How to write good SOAP and DAP notes
To ensure that your notes are high quality, there are some important tips that you should incorporate.
- Focus on your audience - Because SOAP and DAP notes are often used in consultation with other healthcare professionals, as well as viewed by the clients, it’s important that you maintain professionalism across all clinical notes.
- Keep it simple - Avoiding abbreviations, and using simplified language can prevent miscommunication across healthcare practitioners. This doesn’t mean that you need to dumb down your note entirely - but phrase them so the meaning is less likely to be misinterpreted, and others can pick up on exactly what you’re trying to say.
- Consider DARP instead of DAP - Sometimes practitioners expand their DAP notes by adding an ‘R’ response section, which can add additional insight when it comes to patient responses to assessments. If you want your notes to be more comprehensive, consider implementing these components for a more detailed summary.
- Be concise - While your notes should be comprehensive in nature, this doesn’t mean that they need to be pages long! You’re not writing an essay, and your clinical notes will shed greater insight if they cut to the chase in a more logical fashion.
- Implement automation - Automated tools are a great way to proofread, and edit your notes, as well as save you copious amounts of time. Using tools such as voice-to-text transcription, as well as grammar checkers, you can produce much more accurate notes in significantly less time.
- Sign entries - Although this may go without saying, make sure to always sign your entries in order to comply with accountability and security standards. Only authorized healthcare professionals should have access to creating healthcare notes, and in the case that the note needs to be used within a legal case, having signed entries is a good paper trail.
- Write legibly - If you’re handwriting notes, make sure that you take the time to incorporate clear handwriting that is easy for anyone to decipher. Doctor’s notes are notoriously known for illegibility issues, so make sure that you have clear notes!
Are DAP notes or SOAP notes more useful for therapists?

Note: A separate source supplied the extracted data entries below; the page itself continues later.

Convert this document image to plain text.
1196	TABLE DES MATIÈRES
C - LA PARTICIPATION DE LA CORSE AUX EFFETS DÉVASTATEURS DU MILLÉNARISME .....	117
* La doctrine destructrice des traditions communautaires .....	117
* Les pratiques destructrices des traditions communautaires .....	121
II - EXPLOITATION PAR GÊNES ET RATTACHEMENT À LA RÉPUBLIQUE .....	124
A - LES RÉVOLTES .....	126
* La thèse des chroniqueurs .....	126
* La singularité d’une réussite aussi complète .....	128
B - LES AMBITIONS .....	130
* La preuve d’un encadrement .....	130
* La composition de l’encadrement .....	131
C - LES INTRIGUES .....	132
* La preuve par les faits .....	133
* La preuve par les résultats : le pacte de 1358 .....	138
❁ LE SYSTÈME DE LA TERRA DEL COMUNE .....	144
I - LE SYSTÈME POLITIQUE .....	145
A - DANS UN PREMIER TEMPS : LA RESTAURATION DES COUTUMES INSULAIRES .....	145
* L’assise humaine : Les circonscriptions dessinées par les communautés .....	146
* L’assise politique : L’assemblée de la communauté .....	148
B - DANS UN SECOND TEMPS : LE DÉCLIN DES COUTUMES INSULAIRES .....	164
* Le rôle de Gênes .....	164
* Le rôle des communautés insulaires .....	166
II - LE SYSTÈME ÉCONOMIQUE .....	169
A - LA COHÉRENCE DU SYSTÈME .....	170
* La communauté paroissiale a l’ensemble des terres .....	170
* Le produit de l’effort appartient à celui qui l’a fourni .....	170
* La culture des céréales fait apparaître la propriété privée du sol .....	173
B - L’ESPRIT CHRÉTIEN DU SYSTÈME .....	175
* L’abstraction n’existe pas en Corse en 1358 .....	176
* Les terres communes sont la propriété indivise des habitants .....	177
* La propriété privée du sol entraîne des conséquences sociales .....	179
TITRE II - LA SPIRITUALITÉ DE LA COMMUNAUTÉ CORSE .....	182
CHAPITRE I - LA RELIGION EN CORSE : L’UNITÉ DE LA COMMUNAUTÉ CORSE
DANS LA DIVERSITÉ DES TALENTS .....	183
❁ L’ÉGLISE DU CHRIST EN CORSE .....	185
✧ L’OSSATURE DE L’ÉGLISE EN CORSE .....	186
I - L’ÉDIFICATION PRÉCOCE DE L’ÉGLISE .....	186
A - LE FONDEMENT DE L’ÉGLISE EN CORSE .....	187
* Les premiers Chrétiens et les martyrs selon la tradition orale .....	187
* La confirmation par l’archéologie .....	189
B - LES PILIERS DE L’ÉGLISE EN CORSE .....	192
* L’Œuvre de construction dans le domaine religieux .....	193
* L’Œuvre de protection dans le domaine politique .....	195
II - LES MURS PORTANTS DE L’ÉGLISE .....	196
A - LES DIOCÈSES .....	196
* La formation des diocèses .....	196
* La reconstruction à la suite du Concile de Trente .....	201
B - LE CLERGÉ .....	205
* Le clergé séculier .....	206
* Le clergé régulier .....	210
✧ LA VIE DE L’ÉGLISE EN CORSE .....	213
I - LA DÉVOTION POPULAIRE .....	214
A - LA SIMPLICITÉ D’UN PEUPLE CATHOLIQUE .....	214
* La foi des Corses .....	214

As a mental health professional, it can be difficult to consider an 'objective' observation as not subject to personal opinion. For example, if a practitioner was to say that their client appeared to be low in effect, they are unable to quantify that. The practitioner may note the client appears low in effect, and another practitioner in the same session may say they appear to be tired. For this reason, you may find merging the subjective and objective sections of client notes to be more accurate as they are both relatively subjective.
Ultimately both SOAP and DAP notes are entirely acceptable. The important thing is to remain consistent, systematic, and organized in your practice.